Ni héroes ni villanos, hidratos de carbono hoy son reemplazados por otros en pos de una dieta “más saludable”. Hablan nutricionistas y personas que eligieron eliminarlos por completo

Cecilia Famá

Por: Cecilia Famá
vivirbien@eldia.com

3 de Octubre de 2021 | 09:14
Edición impresa

¿Son las harinas un demonio? Claro que no, especialmente para los que aman las pizzas, las pastas, el pancito recién horneado... Pero lo cierto es que quienes deciden eliminarlas de su alimentación diaria aseguran obtener buenos resultados. Algunos lo hacen por cuestiones puntuales de salud, y otros en procura de mejorar el bienestar personal, porque se sienten “más livianos y con más energía”. Nos lo cuentan en esta nota, en la que también dos jóvenes nutricionistas de nuestra ciudad nos brindan su opinión y varios tips.

La nutricionista Abril Ruiz (MP 5869) revela que “en el consultorio, un pedido frecuente de asesoramiento de los pacientes está vinculado con que quieren dejar las harinas como un método para bajar de peso de manera ‘rápida y fácil’ ya que ven en redes sociales o en la TV cómo las personas famosas dicen dejarlas y lo recomiendan.
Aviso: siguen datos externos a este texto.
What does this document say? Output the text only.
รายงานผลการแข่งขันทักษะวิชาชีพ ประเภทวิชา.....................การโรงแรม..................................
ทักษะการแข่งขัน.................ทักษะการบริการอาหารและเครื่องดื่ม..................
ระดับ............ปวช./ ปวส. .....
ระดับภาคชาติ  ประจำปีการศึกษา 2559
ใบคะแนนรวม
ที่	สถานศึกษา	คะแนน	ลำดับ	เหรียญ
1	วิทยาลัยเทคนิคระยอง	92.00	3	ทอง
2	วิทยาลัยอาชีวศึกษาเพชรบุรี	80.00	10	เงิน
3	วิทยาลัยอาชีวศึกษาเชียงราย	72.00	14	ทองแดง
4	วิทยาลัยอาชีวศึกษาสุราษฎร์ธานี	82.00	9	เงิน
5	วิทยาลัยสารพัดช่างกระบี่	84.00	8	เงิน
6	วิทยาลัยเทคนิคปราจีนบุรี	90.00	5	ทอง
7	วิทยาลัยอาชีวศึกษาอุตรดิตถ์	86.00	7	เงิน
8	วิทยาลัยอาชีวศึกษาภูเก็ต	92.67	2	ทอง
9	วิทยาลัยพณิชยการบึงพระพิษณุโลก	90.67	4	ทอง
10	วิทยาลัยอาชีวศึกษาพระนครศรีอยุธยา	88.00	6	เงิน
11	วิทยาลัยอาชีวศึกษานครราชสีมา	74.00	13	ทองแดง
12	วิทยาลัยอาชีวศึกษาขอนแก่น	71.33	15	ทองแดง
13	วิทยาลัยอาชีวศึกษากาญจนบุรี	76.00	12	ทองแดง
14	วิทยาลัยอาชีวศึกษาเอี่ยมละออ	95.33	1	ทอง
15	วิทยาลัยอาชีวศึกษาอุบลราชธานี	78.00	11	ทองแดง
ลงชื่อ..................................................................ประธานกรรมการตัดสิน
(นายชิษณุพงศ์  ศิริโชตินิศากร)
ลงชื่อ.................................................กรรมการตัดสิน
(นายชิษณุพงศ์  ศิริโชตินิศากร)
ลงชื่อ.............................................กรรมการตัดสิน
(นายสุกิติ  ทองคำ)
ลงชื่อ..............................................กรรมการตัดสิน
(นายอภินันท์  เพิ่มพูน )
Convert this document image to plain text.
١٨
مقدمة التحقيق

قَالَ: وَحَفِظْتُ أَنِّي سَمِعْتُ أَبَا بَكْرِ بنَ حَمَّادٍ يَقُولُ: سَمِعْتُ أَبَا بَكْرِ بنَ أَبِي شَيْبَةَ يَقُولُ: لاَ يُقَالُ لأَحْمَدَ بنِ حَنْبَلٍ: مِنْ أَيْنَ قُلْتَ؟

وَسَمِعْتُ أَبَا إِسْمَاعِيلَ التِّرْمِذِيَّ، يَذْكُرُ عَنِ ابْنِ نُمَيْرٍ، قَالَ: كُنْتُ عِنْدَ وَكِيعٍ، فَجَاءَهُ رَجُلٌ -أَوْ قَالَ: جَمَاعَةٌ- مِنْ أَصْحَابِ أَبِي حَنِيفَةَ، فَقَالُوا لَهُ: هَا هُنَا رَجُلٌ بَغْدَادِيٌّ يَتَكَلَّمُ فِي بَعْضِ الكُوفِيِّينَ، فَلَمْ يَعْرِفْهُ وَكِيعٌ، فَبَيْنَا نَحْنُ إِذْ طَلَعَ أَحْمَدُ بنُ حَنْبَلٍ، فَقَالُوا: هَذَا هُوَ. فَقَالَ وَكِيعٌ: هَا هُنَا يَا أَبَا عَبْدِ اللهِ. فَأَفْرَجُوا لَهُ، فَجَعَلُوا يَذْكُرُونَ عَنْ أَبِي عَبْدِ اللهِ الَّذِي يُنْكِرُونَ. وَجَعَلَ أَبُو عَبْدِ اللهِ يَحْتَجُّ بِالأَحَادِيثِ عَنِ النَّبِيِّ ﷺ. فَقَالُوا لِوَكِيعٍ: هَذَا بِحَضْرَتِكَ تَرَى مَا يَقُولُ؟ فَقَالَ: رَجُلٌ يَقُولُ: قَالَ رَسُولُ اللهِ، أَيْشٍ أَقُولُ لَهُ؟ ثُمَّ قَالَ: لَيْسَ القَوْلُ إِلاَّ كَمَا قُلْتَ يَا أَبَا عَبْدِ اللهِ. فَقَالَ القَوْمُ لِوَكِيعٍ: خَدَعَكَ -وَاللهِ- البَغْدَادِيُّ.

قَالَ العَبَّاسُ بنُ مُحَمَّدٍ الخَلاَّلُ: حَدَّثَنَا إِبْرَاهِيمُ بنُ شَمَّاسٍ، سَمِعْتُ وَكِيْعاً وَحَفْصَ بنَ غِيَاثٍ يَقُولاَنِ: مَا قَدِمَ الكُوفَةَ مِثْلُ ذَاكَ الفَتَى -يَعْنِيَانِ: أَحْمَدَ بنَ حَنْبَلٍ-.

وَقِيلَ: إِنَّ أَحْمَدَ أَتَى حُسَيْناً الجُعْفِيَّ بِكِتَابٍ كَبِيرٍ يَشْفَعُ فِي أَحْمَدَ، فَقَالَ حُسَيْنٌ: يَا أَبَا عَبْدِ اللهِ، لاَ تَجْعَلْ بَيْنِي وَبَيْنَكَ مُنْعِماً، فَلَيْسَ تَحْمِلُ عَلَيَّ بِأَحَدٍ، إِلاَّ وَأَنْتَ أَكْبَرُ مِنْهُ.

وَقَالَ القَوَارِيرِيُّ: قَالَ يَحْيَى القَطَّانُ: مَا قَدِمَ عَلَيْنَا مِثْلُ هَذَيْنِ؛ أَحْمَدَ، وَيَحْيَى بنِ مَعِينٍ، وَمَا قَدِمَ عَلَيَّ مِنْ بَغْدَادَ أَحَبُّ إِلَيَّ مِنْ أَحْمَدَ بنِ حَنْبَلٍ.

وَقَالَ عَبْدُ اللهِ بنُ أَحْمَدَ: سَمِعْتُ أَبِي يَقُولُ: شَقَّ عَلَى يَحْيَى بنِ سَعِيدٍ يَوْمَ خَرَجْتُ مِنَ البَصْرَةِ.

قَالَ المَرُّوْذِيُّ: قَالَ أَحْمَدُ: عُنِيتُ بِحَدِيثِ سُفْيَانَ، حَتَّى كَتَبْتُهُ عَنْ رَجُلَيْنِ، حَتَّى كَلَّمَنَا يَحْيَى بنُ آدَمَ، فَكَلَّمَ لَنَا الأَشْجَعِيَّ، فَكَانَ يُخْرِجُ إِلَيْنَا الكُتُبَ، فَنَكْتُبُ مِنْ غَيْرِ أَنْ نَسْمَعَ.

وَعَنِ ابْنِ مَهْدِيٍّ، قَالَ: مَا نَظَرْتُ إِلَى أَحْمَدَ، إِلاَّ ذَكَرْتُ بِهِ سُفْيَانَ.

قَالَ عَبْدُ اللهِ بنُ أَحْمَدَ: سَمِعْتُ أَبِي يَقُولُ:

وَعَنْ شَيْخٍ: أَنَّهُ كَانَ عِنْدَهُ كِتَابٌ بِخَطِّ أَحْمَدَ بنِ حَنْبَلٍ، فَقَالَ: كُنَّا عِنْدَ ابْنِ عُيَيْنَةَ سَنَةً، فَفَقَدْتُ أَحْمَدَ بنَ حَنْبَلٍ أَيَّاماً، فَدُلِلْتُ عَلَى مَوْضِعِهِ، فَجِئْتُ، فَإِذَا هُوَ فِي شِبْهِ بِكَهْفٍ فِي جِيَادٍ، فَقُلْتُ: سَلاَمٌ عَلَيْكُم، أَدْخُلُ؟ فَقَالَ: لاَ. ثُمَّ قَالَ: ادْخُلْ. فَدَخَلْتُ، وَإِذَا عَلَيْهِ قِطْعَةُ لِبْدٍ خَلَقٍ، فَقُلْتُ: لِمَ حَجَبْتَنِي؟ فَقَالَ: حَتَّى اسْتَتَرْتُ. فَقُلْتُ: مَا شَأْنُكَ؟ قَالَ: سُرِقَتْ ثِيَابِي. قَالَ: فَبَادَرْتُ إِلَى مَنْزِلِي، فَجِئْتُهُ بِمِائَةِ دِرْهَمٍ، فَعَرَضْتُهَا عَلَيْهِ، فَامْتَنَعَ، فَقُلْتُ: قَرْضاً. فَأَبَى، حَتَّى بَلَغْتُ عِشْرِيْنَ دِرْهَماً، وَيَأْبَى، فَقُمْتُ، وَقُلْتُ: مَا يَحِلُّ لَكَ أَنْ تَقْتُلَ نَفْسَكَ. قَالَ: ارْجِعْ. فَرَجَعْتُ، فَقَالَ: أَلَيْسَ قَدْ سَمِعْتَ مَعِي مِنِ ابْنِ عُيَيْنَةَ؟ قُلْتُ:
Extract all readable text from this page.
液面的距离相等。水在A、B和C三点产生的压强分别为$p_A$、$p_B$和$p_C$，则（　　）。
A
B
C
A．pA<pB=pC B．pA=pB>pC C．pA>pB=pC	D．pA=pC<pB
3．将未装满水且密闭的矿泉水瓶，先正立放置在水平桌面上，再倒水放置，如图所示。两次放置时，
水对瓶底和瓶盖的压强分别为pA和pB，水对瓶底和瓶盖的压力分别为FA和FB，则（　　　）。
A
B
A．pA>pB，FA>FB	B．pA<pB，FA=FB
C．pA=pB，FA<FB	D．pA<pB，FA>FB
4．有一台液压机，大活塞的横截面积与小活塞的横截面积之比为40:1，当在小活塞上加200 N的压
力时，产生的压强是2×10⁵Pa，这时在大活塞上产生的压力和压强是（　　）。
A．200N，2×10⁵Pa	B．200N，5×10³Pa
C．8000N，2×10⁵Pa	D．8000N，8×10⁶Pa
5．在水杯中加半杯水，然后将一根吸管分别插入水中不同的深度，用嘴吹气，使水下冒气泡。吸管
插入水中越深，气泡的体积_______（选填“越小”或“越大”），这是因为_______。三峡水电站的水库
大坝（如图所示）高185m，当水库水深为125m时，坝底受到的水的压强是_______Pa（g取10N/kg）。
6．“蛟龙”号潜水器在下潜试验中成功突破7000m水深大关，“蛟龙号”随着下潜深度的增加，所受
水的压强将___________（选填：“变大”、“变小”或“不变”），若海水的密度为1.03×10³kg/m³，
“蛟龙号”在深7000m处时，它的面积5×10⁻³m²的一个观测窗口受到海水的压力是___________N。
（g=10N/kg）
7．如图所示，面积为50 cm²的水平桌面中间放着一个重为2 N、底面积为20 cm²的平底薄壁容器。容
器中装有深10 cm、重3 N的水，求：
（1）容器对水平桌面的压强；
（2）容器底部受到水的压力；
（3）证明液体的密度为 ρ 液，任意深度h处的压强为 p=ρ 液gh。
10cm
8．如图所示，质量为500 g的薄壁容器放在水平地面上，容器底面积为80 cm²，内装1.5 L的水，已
Desde el punto de vista nutricional, lo veo como algo negativo, porque se está privando al cuerpo de un macronutriente muy importante que son los hidratos de carbono (su principal función es aportar energía al organismo), lo que va a terminar generando una falta de energía, cansancio, y una sensación de apetito frecuente”.

“Más allá de las harinas en sus formatos convencionales, los hidratos de carbono complejos pueden incorporarse con otros alimentos como la papa, batata o choclo (que los denominamos ‘vegetales de tipo C’ porque tienen almidón). Las legumbres son otra buena fuente de hidratos de carbono complejos y podrían ser una buena opción si se busca reemplazar harinas. Pero como éstas vienen enriquecidas por ley con vitaminas del complejo B y hierro, con el objetivo de reducir las deficiencias de estos micronutrientes que se ven en la población, si se las deja va a ser importante incorporar, por ejemplo, distintos tipos de legumbres, carnes para satisfacer los requerimientos de hierro o fuentes vegetales del mismo porque es una deficiencia muy frecuente en la población argentina”, sostiene la especialista.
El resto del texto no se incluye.